You might think that these are questions for legislators, ethicists and scientists themselves – and you’d be right. But if techniques such as CRISPR are to fulfil their potential, and answer the many and varied questions over transparency and ethics, then information technology providers will have to play an important role.
CRISPR and the role of IT
Life sciences has long been a data-intensive industry, especially when it comes to genome sequencing. A single genome contains so much information that DNA has been proposed as a future data storage technology.

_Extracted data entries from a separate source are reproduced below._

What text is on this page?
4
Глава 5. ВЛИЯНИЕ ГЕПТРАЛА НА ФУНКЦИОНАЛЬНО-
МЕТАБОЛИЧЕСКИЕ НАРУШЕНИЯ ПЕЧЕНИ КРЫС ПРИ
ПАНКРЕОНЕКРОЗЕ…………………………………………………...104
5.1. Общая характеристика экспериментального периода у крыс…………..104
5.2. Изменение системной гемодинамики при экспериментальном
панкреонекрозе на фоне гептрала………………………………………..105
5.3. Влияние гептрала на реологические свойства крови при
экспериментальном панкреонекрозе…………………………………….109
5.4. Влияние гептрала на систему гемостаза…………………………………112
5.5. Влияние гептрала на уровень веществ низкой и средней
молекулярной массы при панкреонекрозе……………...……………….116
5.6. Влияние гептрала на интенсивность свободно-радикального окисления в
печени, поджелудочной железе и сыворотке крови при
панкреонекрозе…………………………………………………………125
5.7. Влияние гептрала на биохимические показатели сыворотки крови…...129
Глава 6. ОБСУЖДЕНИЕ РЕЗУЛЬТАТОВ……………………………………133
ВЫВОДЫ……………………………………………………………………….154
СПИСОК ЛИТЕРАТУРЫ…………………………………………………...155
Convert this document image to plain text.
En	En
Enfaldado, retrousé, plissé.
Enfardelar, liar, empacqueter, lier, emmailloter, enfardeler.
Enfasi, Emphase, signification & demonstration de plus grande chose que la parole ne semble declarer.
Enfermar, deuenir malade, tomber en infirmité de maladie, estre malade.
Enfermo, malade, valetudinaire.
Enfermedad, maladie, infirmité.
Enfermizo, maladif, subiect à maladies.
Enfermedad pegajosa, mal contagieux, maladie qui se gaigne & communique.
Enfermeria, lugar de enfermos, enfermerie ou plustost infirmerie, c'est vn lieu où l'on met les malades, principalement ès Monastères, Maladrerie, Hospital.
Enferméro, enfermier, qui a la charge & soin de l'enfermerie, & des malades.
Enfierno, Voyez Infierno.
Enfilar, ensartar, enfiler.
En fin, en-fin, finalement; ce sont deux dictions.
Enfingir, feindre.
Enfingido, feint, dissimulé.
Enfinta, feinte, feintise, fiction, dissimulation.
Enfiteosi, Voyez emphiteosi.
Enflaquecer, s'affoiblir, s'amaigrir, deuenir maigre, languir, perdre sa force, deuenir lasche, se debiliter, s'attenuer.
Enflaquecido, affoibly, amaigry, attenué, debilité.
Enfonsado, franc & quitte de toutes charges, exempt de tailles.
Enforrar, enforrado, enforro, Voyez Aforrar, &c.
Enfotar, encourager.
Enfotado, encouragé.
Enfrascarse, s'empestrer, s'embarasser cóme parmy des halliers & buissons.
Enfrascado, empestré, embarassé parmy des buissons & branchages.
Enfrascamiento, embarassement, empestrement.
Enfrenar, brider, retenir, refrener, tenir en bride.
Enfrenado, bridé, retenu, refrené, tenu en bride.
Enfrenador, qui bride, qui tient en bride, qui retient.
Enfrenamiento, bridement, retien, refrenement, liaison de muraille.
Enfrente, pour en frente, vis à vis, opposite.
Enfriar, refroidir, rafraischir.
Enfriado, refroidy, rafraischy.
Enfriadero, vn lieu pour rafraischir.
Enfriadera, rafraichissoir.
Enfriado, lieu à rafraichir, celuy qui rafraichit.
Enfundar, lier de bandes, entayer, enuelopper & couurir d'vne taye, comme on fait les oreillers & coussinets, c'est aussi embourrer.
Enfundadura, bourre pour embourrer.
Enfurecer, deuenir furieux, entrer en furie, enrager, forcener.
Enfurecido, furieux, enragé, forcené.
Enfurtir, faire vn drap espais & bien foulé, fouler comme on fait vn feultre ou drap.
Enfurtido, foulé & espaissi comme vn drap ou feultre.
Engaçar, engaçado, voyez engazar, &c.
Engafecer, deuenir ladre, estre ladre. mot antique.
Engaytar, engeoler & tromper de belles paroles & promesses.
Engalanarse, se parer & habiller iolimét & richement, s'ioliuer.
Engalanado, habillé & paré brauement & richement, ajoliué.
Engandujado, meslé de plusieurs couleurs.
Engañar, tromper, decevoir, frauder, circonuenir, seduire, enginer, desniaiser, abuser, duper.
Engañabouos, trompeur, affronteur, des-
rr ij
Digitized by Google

Technologies such as Big Data storage, processing and analytics are central to resolving many of the practical and even ethical questions raised by CRISPR. For example, at any moment there are dozens of research projects and trials underway all around the world, and the various scientists and clinicians need to share huge amounts of data in order to determine the efficacy of various approaches and avenues of research.
Information technology has a crucial role to play, not just in making sense of the enormous volumes of data and enabling it to be shared easily, but also to help create a framework to coordinate international research and collaboration.
Of course, much of the actual research is highly proprietary, with life science companies and universities jealously guarding their investments in research. But given the widespread unease which CRISPR can provoke in a sceptical and uninformed public, it is becoming crucially important that we can establish global data-sharing platforms.
Collaboration platforms will enable scientists and other stakeholders – such as legislators, journalists and even ethicists – to monitor the progress of research, and better understand the long-term impact of different CRISPR applications, for example through global patient registries.
While IT will not, in itself, provide answers to all the moral and ethical conundrums, it can however enable proactive regulatory engagement, providing legislators and others with the evidence they need to make informed judgments, rather than decisions based on prejudiced and uninformed opinions.
Ignorance is the enemy of progress, and that’s as true today as it was when Jenner started deliberately infecting his patients with cowpox. In the second decade of the 21st Century, we should be using the latest data technologies to eradicate misinformation and doubt, just as we brought an end to smallpox and will, very soon, to polio and a whole host of other diseases.